Samples for microbiological culture are taken from all potential sites of infection before antibiotic administration when possible, including sputum, urine, CSF and pus depending on clinical presentation.

 

Antibiotic Administration for Sepsis

Delay between presentation and administration of antibiotics in sepsis will increase mortality.

Antibiotic administration given immediately after cultures have been taken, within one hour of presentation.

General principle is to initiate therapy with broad spectrum agents chosen depending on site of infection, local antibiotic sensitivity patterns, tissue penetration and patient factor such as renal dysfunction.

Results of cultures will enable narrowing of the spectrum of antibiotic therapy, reducing the selection of drug-resistant species such as MRSA and clostridium difficile.

 

Frequently Asked Questions (FAQs)

Q1. What is the sepsis 6 protocols?

Ans. A set of six tasks including oxygen, cultures, antibiotics, fluids, lactate measurement and urine output monitoring- to be instituted within one hour by non-specialist practitioners at the frontline.

 

Q2. What is the 3-hour protocol for patients with sepsis?

Ans. Four 3-hour SSC guideline recommendations: 1) obtain blood culture before antibiotics, 2) obtain lactate level, 3) administer broad-spectrum antibiotics, and 4) 30 mL/kg of crystalloid fluid administration for hypotension (defined as mean arterial pressure (MAP) < 65) or lactate (> 4).Four 3-hour SSC guideline recommendations: 1) obtain blood culture before antibiotics, 2) obtain lactate level, 3) administer broad-spectrum antibiotics, and 4) 30 mL/kg of crystalloid fluid administration for hypotension (defined as mean arterial pressure (MAP) < 65) or lactate (> 4).

 

Q3. What is the new treatment for sepsis?

Ans.
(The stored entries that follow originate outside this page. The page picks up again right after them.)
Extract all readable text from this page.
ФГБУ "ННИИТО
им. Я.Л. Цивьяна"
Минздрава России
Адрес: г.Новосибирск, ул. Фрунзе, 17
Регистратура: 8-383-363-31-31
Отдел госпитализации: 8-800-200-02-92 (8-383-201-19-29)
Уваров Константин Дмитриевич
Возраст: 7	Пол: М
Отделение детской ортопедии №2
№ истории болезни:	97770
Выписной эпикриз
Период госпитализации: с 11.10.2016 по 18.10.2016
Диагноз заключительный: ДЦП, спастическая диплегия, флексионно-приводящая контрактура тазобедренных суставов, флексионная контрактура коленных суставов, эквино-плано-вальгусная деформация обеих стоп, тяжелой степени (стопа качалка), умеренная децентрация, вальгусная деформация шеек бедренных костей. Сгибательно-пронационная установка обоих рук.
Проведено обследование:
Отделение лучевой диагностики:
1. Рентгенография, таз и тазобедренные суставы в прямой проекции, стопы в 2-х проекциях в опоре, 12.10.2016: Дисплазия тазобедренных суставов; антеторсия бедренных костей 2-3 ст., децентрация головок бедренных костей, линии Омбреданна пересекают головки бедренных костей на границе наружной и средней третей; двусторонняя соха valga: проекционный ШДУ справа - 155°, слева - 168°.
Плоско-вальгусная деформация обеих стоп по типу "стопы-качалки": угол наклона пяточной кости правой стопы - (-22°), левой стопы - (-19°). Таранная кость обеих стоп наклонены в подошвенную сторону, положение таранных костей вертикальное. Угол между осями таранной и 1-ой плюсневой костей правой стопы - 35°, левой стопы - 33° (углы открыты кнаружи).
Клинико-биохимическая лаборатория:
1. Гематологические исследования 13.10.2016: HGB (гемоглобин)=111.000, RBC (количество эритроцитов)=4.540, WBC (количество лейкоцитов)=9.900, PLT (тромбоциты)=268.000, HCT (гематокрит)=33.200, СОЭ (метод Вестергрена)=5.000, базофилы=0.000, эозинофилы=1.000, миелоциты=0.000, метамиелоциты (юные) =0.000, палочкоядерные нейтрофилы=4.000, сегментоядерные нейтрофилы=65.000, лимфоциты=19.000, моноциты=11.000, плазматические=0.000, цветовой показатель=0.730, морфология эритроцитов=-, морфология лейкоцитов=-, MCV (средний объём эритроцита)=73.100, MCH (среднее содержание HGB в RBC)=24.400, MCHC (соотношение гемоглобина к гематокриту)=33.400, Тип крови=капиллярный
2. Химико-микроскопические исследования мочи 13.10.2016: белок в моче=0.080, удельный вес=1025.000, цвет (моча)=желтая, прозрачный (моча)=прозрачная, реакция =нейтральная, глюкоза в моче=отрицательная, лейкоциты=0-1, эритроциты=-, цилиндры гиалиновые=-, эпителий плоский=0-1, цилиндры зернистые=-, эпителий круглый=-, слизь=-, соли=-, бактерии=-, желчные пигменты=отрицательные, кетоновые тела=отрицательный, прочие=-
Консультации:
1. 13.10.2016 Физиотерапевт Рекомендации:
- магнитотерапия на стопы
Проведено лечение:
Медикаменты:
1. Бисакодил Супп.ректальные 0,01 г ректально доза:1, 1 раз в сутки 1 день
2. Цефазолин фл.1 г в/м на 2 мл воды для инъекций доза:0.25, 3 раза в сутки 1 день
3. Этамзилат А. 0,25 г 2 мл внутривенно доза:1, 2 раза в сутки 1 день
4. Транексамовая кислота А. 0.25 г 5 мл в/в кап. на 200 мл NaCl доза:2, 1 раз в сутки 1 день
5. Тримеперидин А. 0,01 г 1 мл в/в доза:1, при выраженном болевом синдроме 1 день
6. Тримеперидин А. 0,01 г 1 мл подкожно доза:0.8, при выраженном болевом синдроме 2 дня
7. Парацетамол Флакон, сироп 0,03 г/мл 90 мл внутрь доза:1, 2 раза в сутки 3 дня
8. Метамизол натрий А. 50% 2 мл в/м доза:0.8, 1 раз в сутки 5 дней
Drotrecogin alfa (activated) is a new therapeutic agent approved for reduction of mortality in adult patients with severe sepsis or septic shock.

 

Q5. What fluids are best for sepsis?

Ans. Balanced crystalloids are the fluid of first choice for sepsis resuscitation based on ready availability and taking medication costs into account. Use of 0.9% saline compared to a balanced crystalloid, such as lactated Ringer’s or PlasmaLyte, produces more kidney dysfunction and with a greater risk of dying.

 

Q6. What is the antimicrobial therapy for sepsis?

Ans. Preferred empiric monotherapy treatment of sepsis includes meropenem, imipenem, piperacillin-tazobactam, or tigecycline. Empiric combination therapy includes metronidazole plus levofloxacin, aztreonam, or a third- or fourth-generation cephalosporin.